Interdiction religieuse

Le premier homme blanc à l’avoir entendu fut sans doute l’explorateur, navigateur et cartographe anglais James Cook, en 1777, alors qu’il voguait dans les mers du Sud, autrement dit le Pacifique sud. Dans sa forme originelle, tabou, qui existait dans toutes les langues polynésiennes, se disait notamment « tapu ». Il signifiait dans son acception première une interdiction émise par les prêtres ou les chefs polynésiens sur un lieu, un objet ou une personne. Ce qui ne s’éloigne guère du sens que les Européens lui ont donné à leur tour.

Visa de bonne conduite

Après son introduction sur le Vieux Continent, le terme connut un succès notable parmi les ethnologues, qui s’en servirent pour désigner tous les types d’interdiction, qu’ils soient rituels, religieux ou magiques. Les scientifiques de l’âme, dont surtout Sigmund Freud, l’adoptèrent rapidement eux aussi. Le neurologue autrichien, père de la psychanalyse, donna ainsi une place de choix au concept dans son ouvrage Totem et Tabou (1913).

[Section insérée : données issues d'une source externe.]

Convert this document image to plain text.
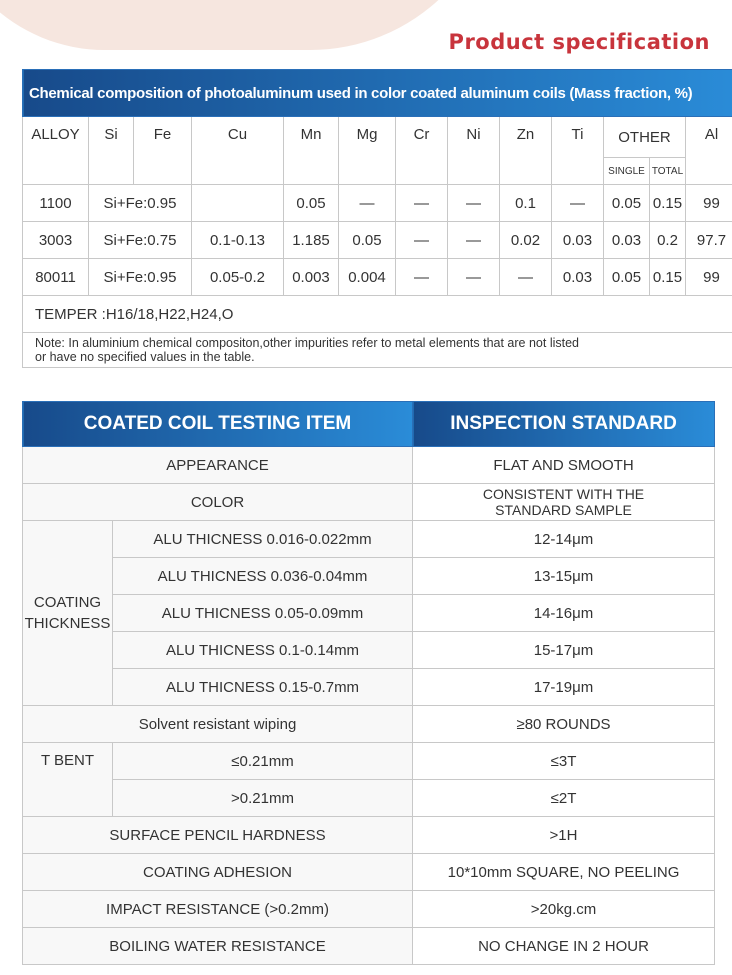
Product specification
Chemical composition of photoaluminum used in color coated aluminum coils (Mass fraction, %)												
ALLOY	Si	Fe	Cu	Mn	Mg	Cr	Ni	Zn	Ti	OTHER		Al
										SINGLE	TOTAL	
1100	Si+Fe:0.95			0.05	—	—	—	0.1	—	0.05	0.15	99
3003	Si+Fe:0.75		0.1-0.13	1.185	0.05	—	—	0.02	0.03	0.03	0.2	97.7
80011	Si+Fe:0.95		0.05-0.2	0.003	0.004	—	—	—	0.03	0.05	0.15	99
TEMPER :H16/18,H22,H24,O												

Note: In aluminium chemical compositon,other impurities refer to metal elements that are not listed
or have no specified values in the table.												
COATED COIL TESTING ITEM		INSPECTION STANDARD
APPEARANCE		FLAT AND SMOOTH
COLOR		CONSISTENT WITH THE
STANDARD SAMPLE

COATING
THICKNESS	ALU THICNESS 0.016-0.022mm	12-14μm
	ALU THICNESS 0.036-0.04mm	13-15μm
	ALU THICNESS 0.05-0.09mm	14-16μm
	ALU THICNESS 0.1-0.14mm	15-17μm
	ALU THICNESS 0.15-0.7mm	17-19μm
Solvent resistant wiping		≥80 ROUNDS
T BENT	≤0.21mm	≤3T
	>0.21mm	≤2T
SURFACE PENCIL HARDNESS		>1H
COATING ADHESION		10*10mm SQUARE, NO PEELING
IMPACT RESISTANCE (>0.2mm)		>20kg.cm
BOILING WATER RESISTANCE		NO CHANGE IN 2 HOUR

Au final, ce mot est devenu synonyme des règles de bonne conduite qui régissent notre société : interdiction de coucher avec son père ou avec sa mère, puis prohibition totale de l’inceste.

Lien éternel avec le secret

Plus globalement, « tabou » est employé par le grand public au gré des évolutions de la société, pour désigner quelque chose dont on n’est pas censé parler à voix haute, entre gens de bonne compagnie (par exemple la politique, la religion, la maladie, la mort, certains événements comme la collaboration, la guerre d’Algérie, etc.) ou dans une famille (par exemple le suicide du grand-oncle Marcel, l’enfant caché de la cousine Germaine ou la ruine de l’arrière-grand-père Léon). Tabou me semble donc être un mot particulièrement fascinant, dans la mesure où son emploi bouge en rythme avec l’évolution de l’homme, mais reste toujours mystérieux, puisque lié pour toujours au secret.